The new paradigm has important implications for fluid balance and oedema formation. First, it renders untenable the popular argument that sustained venular absorption accounts largely for tissue fluid balance. During fluid absorption the subglycocalyx πg will increase quickly, due to reverse ultrafiltration, and thus prevent sustained absorption – as Michel & Phillips (1987) proved experimentally. To explain tissue fluid balance we must now focus increasingly on lymphatic function.

Second, the findings may help to resolve the low lymph flow paradox (see earlier). Use of bulk πi overestimates the net filtration force and hence the lymph production, because the effective abluminal osmotic pressure πg is smaller than πi. The size of the difference is itself a function of filtration rate.

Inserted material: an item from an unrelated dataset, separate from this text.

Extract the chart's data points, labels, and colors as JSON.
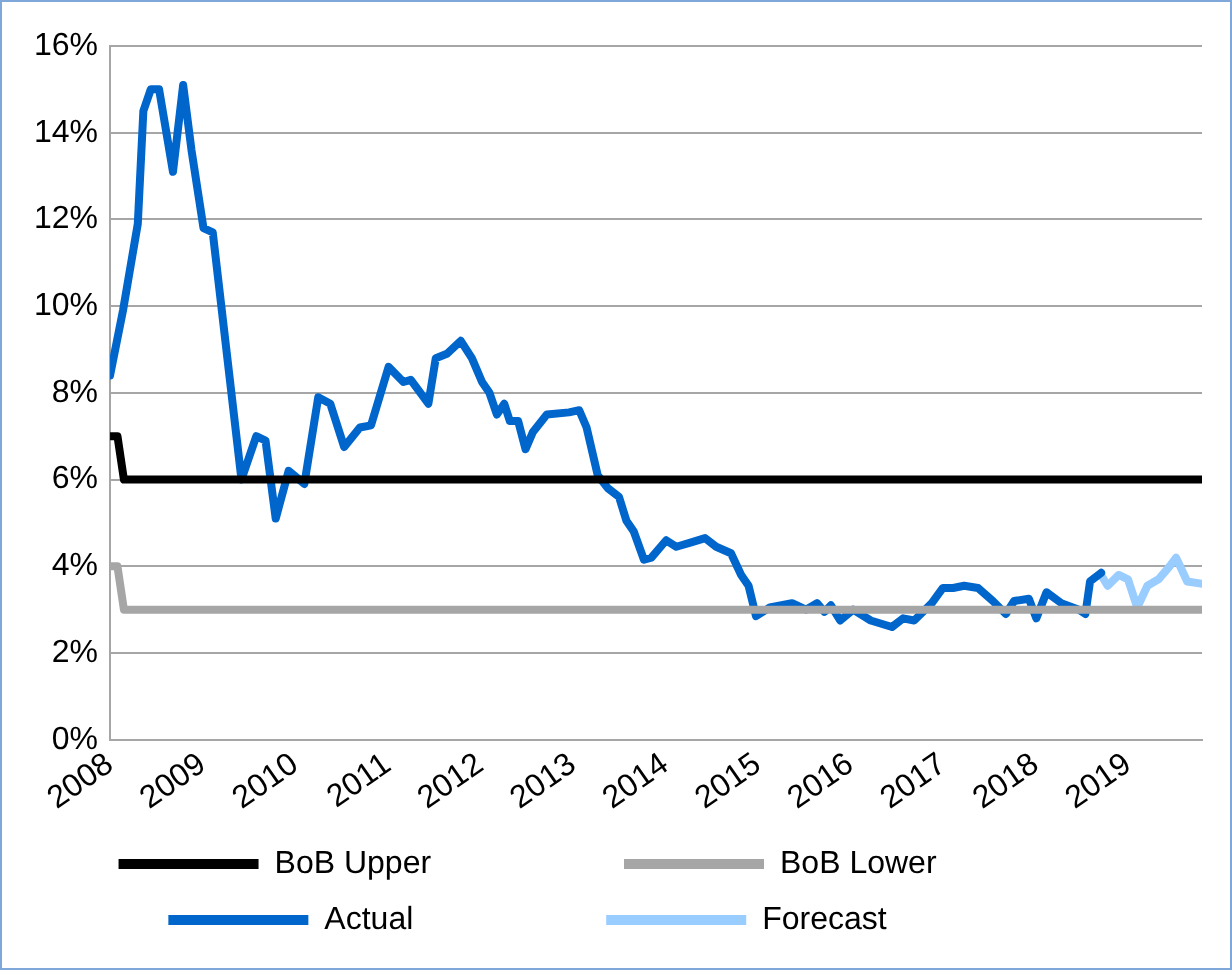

Third, reduction of bulk πi is traditionally considered a major part of the ‘safety margin’ against oedema formation. This is evidently untrue at high filtration rates. Physiological filtration rates in many tissues, however, are probably slower than in the Adamson et al. experiment, so it remains possible that increases in filtration from low initial rates are buffered by reduced πg. Indeed the authors argue that the effectiveness of this buffering process is enhanced. This could be tested by repeating their study over a range of πi and Pc values.

The paper by Adamson et al. (2004) is an important step forward but it also raises a new, medically important puzzle; how is the life-supporting reabsorption of interstitial fluid sustained in clinical shock? In human hypovolaemic shock ∼500 ml of interstitial fluid can be absorbed over ∼30 min, topping up the depleted circulation, as Starling himself noted. Hyperglycaemic hyperosmolarity may influence the fluid shift in the whole animal. However, even in an isolated perfused cat or dog hind-limb, the absorption process can continue for 15 min. The steady-state model of Adamson et al. (2004) does not address the time course of reabsorption; but since the intercellular cleft volume is extremely small, a very short time constant might be implied, possibly seconds. The time course of absorption remains inadequately understood and constitutes a medically important challenge for the future.